In an electrolysis cell including a battery of monopolar electrolyzers, each of which had a cation-permeable membrane Е1шюп® Е8020 (Λδαίιί С1а55) with an area of approximately 40 m ² , a salt solution containing from 290 to 310 g / l sodium chloride was supplied at a rate of 200 m ³ / h. The salt solution having a temperature of approximately 80 ° C. contained from 5 to 10 ppm of bromine in the form of bromides.

The concentration of bromides in saline was measured by the oxidation of bromides to bromates, using sodium hypochlorite in a medium containing a buffer solution, then by reducing the bromates with ΚΙ in a strongly acidic medium, and finally, by analyzing the resulting iodine with thiosulfate.

The brine dechlorination unit was equipped with a bypass, which can be adjusted to control the presence of active chlorine in the brine cycle to oxidize the bromides to the bromates. The amount of active chlorine in the saline solution was adjusted to obtain an excess of approximately 400% relative to the stoichiometric amount necessary for the theoretical conversion to bromates of the 100% bromides present in the saline solution. The residence time allowed for the oxidation reaction was 20 minutes (collecting tank). The actual conversion rate obtained was approximately 90%. During the test, the pH was maintained at a level above 2.5, at a value of approximately 3.

The presence of bromine in the resulting chlorine was measured. The amount obtained was approximately 15 mg / kg. The measurement method used is based on the absorption of a given amount of chlorine (containing bromine) with sodium hydroxide solution in the presence of hydrogen peroxide to prevent the formation of hypohalites. After hydrogen peroxide was completely decomposed by distillation under reflux, the alkaline solution was neutralized and then buffer was introduced. The bromides were then oxidized to bromates using sodium hypochlorite. The excess of this reagent was destroyed by formic acid. Finally, bromates were analyzed by iodometry in a strongly acidic medium.

Example 2 (according to the invention).

The technique was the same as in example 1, except that the flow rate of the salt solution was reduced to 120 m ³ / h. For this reason, the residence time has been increased, which further improves the oxidation reaction. The presence of bromine in the resulting chlorine was measured under the same conditions as in Example 1. The amount obtained was approximately 5 mg / kg.

Example 3 (not in accordance with the invention).

The technique was the same as in example 1, but the dechlorination bypass channel of the salt solution was closed, which very significantly reduced the presence of chlorine in the salt solution. The presence of bromine in the resulting chlorine was measured, all under the same conditions as in Example 1. The amount obtained was approximately 100 mg / kg.

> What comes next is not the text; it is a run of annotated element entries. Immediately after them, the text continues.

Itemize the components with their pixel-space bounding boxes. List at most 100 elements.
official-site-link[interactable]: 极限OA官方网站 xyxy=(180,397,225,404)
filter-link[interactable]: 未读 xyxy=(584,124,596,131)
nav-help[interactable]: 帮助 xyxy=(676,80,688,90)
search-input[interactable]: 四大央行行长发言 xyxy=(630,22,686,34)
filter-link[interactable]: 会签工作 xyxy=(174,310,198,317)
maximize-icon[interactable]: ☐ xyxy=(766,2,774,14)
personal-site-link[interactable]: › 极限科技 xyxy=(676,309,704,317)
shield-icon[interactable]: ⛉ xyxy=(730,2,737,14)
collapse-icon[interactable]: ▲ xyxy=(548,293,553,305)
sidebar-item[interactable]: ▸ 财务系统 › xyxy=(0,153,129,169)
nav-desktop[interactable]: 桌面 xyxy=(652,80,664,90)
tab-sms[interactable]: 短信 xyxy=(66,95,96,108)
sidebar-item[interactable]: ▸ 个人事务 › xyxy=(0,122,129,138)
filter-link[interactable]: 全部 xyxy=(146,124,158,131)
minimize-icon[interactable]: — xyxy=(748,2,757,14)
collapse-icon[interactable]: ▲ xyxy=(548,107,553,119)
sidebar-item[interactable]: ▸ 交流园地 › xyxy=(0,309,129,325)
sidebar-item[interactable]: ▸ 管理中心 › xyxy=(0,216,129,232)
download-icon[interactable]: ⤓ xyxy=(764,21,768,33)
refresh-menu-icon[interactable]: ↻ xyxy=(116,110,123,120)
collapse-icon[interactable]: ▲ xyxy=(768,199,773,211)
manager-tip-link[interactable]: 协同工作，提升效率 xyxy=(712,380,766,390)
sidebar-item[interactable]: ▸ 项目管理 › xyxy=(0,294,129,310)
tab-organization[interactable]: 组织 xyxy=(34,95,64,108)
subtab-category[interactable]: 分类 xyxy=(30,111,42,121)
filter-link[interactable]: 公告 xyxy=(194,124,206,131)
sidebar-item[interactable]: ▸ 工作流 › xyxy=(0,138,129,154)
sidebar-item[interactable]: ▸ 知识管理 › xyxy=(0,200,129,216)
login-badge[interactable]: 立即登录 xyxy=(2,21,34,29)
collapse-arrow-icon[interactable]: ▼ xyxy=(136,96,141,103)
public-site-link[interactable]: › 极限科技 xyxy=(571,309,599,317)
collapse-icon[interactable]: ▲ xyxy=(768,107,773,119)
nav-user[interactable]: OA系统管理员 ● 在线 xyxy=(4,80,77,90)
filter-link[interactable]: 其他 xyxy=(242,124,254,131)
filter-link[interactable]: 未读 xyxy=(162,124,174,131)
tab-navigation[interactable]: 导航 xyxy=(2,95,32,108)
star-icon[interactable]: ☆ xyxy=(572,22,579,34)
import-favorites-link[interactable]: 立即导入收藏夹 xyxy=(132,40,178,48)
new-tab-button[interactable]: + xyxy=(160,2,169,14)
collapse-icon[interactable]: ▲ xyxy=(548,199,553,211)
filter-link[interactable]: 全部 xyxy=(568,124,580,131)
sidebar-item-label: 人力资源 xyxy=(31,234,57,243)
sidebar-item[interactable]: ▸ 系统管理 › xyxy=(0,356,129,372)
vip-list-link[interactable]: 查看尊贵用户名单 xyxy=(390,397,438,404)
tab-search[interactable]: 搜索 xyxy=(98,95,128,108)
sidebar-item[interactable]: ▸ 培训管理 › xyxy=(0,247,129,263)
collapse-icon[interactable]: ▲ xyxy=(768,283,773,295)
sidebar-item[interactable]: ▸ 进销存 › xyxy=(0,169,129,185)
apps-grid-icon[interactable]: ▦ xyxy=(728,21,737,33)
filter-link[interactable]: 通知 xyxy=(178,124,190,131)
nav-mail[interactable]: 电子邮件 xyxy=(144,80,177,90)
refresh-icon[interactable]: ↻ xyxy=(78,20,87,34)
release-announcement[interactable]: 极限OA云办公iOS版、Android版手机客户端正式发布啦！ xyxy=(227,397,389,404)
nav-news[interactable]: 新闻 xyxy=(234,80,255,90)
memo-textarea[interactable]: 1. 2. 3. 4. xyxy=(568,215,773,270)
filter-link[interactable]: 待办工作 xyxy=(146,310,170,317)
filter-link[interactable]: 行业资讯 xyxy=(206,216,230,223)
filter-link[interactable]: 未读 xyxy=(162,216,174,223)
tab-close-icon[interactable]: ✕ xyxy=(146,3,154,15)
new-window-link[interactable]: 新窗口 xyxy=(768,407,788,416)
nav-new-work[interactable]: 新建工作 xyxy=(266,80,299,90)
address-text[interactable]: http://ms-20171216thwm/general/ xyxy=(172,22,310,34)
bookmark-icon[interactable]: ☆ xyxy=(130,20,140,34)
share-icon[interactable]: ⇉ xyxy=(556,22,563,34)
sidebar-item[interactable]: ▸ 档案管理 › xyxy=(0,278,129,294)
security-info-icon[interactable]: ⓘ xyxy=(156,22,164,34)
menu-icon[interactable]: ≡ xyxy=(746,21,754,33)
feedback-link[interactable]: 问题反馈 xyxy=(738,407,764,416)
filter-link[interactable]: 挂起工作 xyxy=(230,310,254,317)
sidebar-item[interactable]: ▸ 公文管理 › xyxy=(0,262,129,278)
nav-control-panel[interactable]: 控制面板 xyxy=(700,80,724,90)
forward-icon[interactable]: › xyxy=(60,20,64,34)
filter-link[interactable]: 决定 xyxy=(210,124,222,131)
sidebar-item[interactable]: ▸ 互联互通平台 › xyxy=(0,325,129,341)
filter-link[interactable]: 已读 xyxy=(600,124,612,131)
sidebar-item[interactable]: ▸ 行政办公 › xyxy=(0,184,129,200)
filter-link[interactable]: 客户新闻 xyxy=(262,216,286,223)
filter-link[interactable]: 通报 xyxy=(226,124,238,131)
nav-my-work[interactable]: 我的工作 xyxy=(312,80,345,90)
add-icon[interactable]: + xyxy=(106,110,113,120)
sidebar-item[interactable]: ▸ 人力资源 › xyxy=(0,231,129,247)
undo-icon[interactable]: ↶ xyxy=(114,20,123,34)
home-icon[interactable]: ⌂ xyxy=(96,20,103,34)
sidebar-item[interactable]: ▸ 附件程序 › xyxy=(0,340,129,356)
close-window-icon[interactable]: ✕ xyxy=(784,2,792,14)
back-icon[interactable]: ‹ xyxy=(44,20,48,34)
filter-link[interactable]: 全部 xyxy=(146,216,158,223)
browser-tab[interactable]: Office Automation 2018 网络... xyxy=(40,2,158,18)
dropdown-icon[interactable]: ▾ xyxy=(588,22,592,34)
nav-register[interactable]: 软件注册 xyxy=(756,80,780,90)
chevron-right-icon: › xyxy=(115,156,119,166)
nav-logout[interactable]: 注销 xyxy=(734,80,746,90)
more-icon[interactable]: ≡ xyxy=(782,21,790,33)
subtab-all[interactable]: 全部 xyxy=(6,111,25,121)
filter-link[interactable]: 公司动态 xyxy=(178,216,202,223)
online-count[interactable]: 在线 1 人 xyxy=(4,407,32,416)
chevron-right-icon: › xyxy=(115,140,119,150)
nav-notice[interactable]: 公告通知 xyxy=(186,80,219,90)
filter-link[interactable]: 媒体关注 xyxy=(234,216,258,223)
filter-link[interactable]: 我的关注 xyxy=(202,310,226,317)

Comparison of examples 1-3 shows the advantage of the invention in obtaining high purity chlorine.

Claims (9)

1. A method of producing high-purity chlorine containing less than 20 ppm bromine by electrolysis of a solution of sodium chloride contaminated with bromides in a membrane electrolyzer, characterized in that the saline is oxidized to convert the bromides therein to bromates. 2. The method according to the preceding paragraph, characterized in that the oxidation is carried out using active chlorine. 3. The method according to any one of the preceding paragraphs, characterized in that the oxidation is carried out at a temperature above 60 ° C. 4. The method according to the preceding paragraph, characterized in that the temperature is above 70 ° C. 5. The method according to any one of the preceding paragraphs, characterized in that the oxidation is carried out at a pH value of from 6 to 8.5. 6. The method according to the preceding paragraph, characterized in that the oxidation is carried out at a pH value of from 7 to 7.5. 7. The method according to any one of the preceding paragraphs, characterized in that at least a portion of the obtained bromates is withdrawn and reduced by treating the saline solution in the presence of hydrogen on a catalyst made of a noble metal on a support. 8. The method according to the preceding paragraph, characterized in that the carrier is activated carbon. 9. The method according to the preceding paragraph, characterized in that the noble metal is rhodium, and the treatment is carried out at a pH of from 2 to 3.